É tão claro quanto o dia.
Em resumo, eles não gostam da “Nota Doutrinária” porque — para usar expressões mais clássicas e tradicionais — têm dificuldade em evitar transformar a “devoção a Maria” (a chamada “Mariodulia” ou, se preferir, “veneração superior a Maria” ou “hiperdulia”) em pura e simples “adoração a Maria” ou “Mariolatria”. E esta última forma (Mariolatria) surge quando a veneração a Maria se torna excessiva ou desproporcional porque a equipara a Jesus Cristo, negligenciando o fato de que ela é “refúgio, fortaleza, ternura e esperança”, mas não “corredentora” nem Deus.
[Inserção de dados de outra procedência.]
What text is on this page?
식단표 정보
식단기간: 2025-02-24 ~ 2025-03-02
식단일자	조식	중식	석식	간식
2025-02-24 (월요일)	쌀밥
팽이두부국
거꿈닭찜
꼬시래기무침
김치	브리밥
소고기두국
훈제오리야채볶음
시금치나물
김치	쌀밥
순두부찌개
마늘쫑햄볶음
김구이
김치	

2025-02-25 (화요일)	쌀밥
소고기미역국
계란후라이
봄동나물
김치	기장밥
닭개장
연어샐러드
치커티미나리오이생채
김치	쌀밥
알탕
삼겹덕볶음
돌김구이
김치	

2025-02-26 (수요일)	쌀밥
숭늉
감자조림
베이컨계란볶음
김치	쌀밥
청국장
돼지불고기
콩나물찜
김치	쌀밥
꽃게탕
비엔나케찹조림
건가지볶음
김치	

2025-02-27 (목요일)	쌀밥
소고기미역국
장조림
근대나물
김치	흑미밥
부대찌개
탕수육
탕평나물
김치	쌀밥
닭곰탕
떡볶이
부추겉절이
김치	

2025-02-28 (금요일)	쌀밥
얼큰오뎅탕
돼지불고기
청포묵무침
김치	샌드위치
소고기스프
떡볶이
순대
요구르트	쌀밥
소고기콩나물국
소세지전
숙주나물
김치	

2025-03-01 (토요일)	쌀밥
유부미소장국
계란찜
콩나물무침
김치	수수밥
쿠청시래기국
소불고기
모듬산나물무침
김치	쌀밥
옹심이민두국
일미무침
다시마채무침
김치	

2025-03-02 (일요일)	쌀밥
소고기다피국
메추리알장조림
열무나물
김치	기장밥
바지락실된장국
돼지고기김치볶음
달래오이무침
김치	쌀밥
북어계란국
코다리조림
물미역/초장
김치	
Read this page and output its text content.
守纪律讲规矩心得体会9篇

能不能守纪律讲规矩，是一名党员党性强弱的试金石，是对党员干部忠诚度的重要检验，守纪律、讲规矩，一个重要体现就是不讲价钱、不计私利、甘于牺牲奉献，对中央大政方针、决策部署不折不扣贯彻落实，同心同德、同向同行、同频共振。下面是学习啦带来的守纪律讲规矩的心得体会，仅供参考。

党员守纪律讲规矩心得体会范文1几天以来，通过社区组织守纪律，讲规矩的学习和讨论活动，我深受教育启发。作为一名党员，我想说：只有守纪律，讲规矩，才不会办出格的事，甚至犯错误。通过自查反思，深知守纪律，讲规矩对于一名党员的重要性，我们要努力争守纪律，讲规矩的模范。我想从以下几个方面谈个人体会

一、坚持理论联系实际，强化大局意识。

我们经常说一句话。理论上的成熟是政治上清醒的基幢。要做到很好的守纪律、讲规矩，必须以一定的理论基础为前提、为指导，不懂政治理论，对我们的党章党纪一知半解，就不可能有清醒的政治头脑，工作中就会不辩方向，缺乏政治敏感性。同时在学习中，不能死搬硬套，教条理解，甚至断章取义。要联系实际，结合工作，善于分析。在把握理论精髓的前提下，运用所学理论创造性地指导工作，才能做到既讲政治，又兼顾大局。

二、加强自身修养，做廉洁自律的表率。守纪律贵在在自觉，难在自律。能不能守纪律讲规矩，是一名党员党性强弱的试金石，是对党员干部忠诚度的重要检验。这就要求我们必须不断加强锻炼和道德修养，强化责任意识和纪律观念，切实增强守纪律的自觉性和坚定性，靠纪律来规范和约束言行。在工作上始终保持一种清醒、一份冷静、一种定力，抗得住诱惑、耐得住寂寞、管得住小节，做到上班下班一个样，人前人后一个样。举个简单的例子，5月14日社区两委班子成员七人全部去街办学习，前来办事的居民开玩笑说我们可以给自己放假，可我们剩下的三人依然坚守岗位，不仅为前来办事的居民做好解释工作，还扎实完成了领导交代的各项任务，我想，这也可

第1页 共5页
Compreendo que algumas pessoas possam não gostar desses esclarecimentos. Mas, a menos que sejam refutados com argumentos teologicamente sólidos, eles são necessários e bem-vindos. Portanto, todos aqueles que, como os grupos e indivíduos mencionados, se precipitam e atacam o mensageiro sem prestar a devida atenção à mensagem e sem questioná-la com argumentos racionais, creio que precisam examinar a si mesmos, no mínimo teológica e espiritualmente, e, claro, eclesiasticamente.
O importante papel que o Cardeal Fernández também desempenha no reconhecimento da responsabilidade e da liderança dos leigos, leigas e religiosos e religiosas não ordenados, não apenas na proclamação ou celebração, mas também na governança da Igreja, terá que esperar por outra ocasião.
Trata-se de outra questão que, sem dúvida, está deixando os grupos e indivíduos pré-conciliares e reacionários por trás desta terceira onda de ataques pessoais ao Prefeito do Dicastério para a Doutrina da Fé muito nervosos – provavelmente muito mais do que esta onda mariana.
Esta é uma questão importante que deve ser deixada para outro momento, embora o que Berpiztu Kristau Taldea indicou na declaração de 11 de dezembro de 2025, publicada na Religión Digital, sobre o papel do Prefeito do Dicastério nesta matéria, possa ser suficiente: “Chegou a hora de propor -e votar - leigos e leigas, e religiosos e religiosas não ordenados para vigários e vicariatos."